The racy, historical novel based on the Prophet Muhammad's child bride that Random House pulled the plug on last month will finally be released, the book's new publisher told FOXNews.com.

Sherry Jones' controversial work, "The Jewel of Medina," will be released in Great Britain next month by Gibson Square, said the company's director, Martin Rynja.

• Click here to read the prologue to "The Jewel of Medina."

"She's written about a beautiful subject and she's written about it in a way that shows nothing but the greatest respect for the Muslim religion," Rynja said. "If such a book cannot be published then we're back in the dark ages."

The Associated Press reported that the book also would be published in the United States, though details of those plans weren't immediately clear.

Random House last month decided to postpone Jones' book indefinitely just weeks before its scheduled release date because of fears of violent reaction by Islamic extremists.

Considered a rare case of self-censorship in the U.S., Random House said it made its decision after consulting with security experts and scholars of Islam.
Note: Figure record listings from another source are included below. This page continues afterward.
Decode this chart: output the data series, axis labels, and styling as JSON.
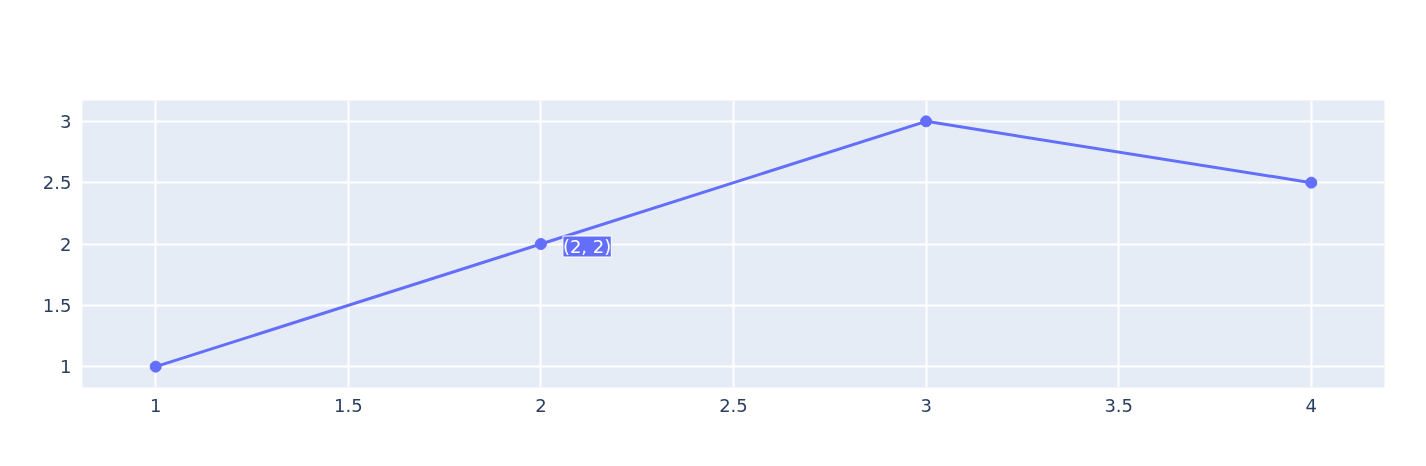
{
  "chart_data": {
    "type": "line",
    "x": [
      1,
      2,
      3,
      4
    ],
    "series": [
      {
        "color": "#636efa",
        "values": [
          1,
          2,
          3,
          2.5
        ]
      }
    ],
    "xlim": [
      0.81,
      4.19
    ],
    "ylim": [
      0.83,
      3.17
    ],
    "xticks": [
      1,
      1.5,
      2,
      2.5,
      3,
      3.5,
      4
    ],
    "yticks": [
      1,
      1.5,
      2,
      2.5,
      3
    ],
    "grid": true,
    "marker": "circle",
    "line_style": "solid",
    "annotations": [
      {
        "text": "(2, 2)",
        "x": 2,
        "y": 2
      }
    ]
  }
}
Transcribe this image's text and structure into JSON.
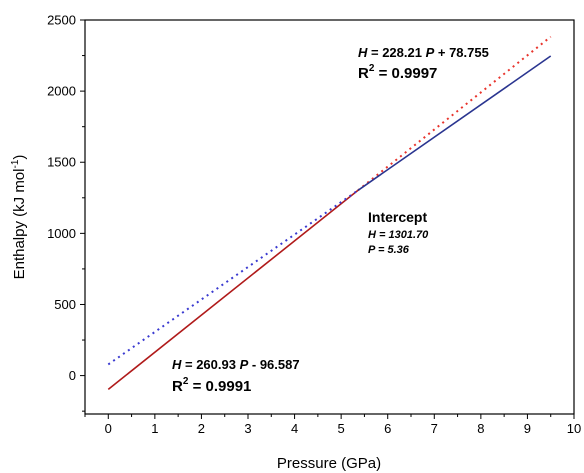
{
  "chart_data": {
    "type": "line",
    "xlabel": "Pressure (GPa)",
    "ylabel": "Enthalpy (kJ mol",
    "ylabel_sup": "-1",
    "ylabel_close": ")",
    "xlim": [
      -0.5,
      10
    ],
    "ylim": [
      -270,
      2500
    ],
    "x_ticks": [
      0,
      1,
      2,
      3,
      4,
      5,
      6,
      7,
      8,
      9,
      10
    ],
    "y_ticks": [
      0,
      500,
      1000,
      1500,
      2000,
      2500
    ],
    "grid": false,
    "series": [
      {
        "fit": "H = 260.93 P - 96.587",
        "slope": 260.93,
        "intercept": -96.587,
        "solid_range": [
          0,
          5.36
        ],
        "dotted_range": [
          5.36,
          9.5
        ],
        "solid_color": "#b01a1a",
        "dotted_color": "#e8342c"
      },
      {
        "fit": "H = 228.21 P + 78.755",
        "slope": 228.21,
        "intercept": 78.755,
        "solid_range": [
          5.36,
          9.5
        ],
        "dotted_range": [
          0,
          5.36
        ],
        "solid_color": "#2a3590",
        "dotted_color": "#3a3ad0"
      }
    ],
    "annotations": {
      "eq_top": {
        "H": "H",
        "eq": " = 228.21 ",
        "P": "P",
        "rest": " + 78.755"
      },
      "r2_top": {
        "R": "R",
        "sup": "2",
        "rest": " = 0.9997"
      },
      "eq_bottom": {
        "H": "H",
        "eq": " = 260.93 ",
        "P": "P",
        "rest": " - 96.587"
      },
      "r2_bottom": {
        "R": "R",
        "sup": "2",
        "rest": " = 0.9991"
      },
      "intercept_title": "Intercept",
      "intercept_h": "H = 1301.70",
      "intercept_p": "P = 5.36"
    }
  }
}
One Muslim scholar who was given advanced copies of the book said "The Jewel of Medina" turned the "sacred story" of Muhammad's child bride, Aisha, into "soft core pornography."

Jones told FOXNews.com that she questioned the publishing house's 11th-hour balk.

"By saying that Muslims will be violent, that they can't intelligently discuss this book, it's disrespectful to Muslims," Jones said. "To me, it feels racist for them to say that someone will try to attack them, that someone will try to go after me."

Jones said Random House broke her contract after paying her a $100,000 advance and allowing her to seek another publisher.

Gibson Square would not say how much it had paid to acquire the rights to "The Jewel of Medina."

"We made a compelling offer but it's not just about the money. It's about the publishing program you put together — that you publish it well and allow the author to get her point across in best possible way," Rynja said, adding, "It was one of the highest advance we've paid here for a book."

Gibson Square also published Republican presidential candidate John McCain's book, Hard Call, which was released in the U.K. in April.

Rynja said "The Jewel of Medina," which Jones described as an effort to bring out the human elements of Islamic history, would be published "as is," and that altering content to make it less controversial would be "against the spirit of the exercise."

A series of cartoons that depicted the image of the Prophet Mohammad, which is deemed offensive to Islam, were published in Denmark, leading to worldwide protests when they were first printed in September 2005. Last winter, also in the Netherlands, there were protests when a Dutch lawmaker released a controversial, anti-Islamic film.

After the October British release, Gibson Square hopes to roll out releases in Australia and New Zealand.

"We think it's definitely a book that people of all religions will find fascinating and that the discussion of will lead to greater understanding," Rynja said. "We are getting support from people who are Muslims themselves who think it's an excellent way to broaden understanding of their culture."